Hello everybody,
It’s Michael, and welcome to the roaring (20)20s! With that said, it’s fitting that my first post of the 2020s will be about the 2010s-more specifically, Billboard’s Top 200 Albums of the 2010s, which I will analyze using linear regression.
Here’s the dataset-Billboard 200.
As always, let’s open up R, upload the file, and learn more about our dataset:

This dataset shows all of the album that ended up on Billboard’s Top 200 Decade-End Chart along with information about each album (such as number of tracks).
In total, there are 200 observations of 7 variables:
Rank-Where the album ranked on the Billboard’s Top 200 Decade-End Chart (anywhere from 1 to 200)Album-The name of the albumArtist-The singer/group (or distributor in the case of some movie soundtrack) who created the albumGenre-The main genre of the album (note that albums can fit into several sub-genres, which I will explore in this analysis)Tracks-How many tracks are on the albumMetacritic-The album’s Metacritic score- For those that don’t know, Metacritic is a movie/TV show/music review site, much like Rotten Tomatoes (except RT doesn’t review music)

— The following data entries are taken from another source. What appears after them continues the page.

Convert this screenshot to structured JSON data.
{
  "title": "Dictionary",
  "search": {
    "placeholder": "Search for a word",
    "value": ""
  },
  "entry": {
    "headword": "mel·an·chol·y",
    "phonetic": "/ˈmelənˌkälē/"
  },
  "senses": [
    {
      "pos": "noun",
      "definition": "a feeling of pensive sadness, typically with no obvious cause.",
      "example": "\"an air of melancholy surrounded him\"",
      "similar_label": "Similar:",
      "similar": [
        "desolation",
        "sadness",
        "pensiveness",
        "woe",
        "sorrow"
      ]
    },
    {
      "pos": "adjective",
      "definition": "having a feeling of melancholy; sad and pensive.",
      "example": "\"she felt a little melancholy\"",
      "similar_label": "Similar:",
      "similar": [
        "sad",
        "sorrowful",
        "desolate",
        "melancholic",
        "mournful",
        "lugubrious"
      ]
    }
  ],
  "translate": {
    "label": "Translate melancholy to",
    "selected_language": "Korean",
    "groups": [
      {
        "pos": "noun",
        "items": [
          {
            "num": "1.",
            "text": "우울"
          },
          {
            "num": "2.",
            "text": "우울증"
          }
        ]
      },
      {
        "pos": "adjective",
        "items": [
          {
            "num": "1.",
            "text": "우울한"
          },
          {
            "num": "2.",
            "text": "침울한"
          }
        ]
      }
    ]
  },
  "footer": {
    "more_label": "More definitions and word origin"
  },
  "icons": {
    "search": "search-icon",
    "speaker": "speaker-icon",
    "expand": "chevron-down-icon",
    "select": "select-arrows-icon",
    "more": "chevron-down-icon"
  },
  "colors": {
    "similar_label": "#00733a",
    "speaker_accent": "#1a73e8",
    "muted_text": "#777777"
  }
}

Release Date-The album’s release date- Even though this is a 2010s Decade-End Chart, there are interestingly a handful of albums from the late ’00s. Guess they still held up into the ’10s.
Now, let’s check to see if there’s missing data (remember to install the Amelia package):
- Also remember to type the command
missmap(file)(or whatever variable you called your file) to see the missing-ness map.
As you can see, 97% of observations are present while 3% are missing. All of the missing observations are in the Metacritic column-this is because not all albums have a Metacritic score (there are plenty of other music review sites such as HipHop DX, but I only went off of Metacritic reviews to maintain consistency in the dataset).
Now, I don’t know if I’ve mentioned this before, but when there are missing values in a column in R, there are three things you can do:
- Don’t use the column in analysis
- Fill in missing column values with the mean of the column (meaning the mean you get from all non-NA values inn the column)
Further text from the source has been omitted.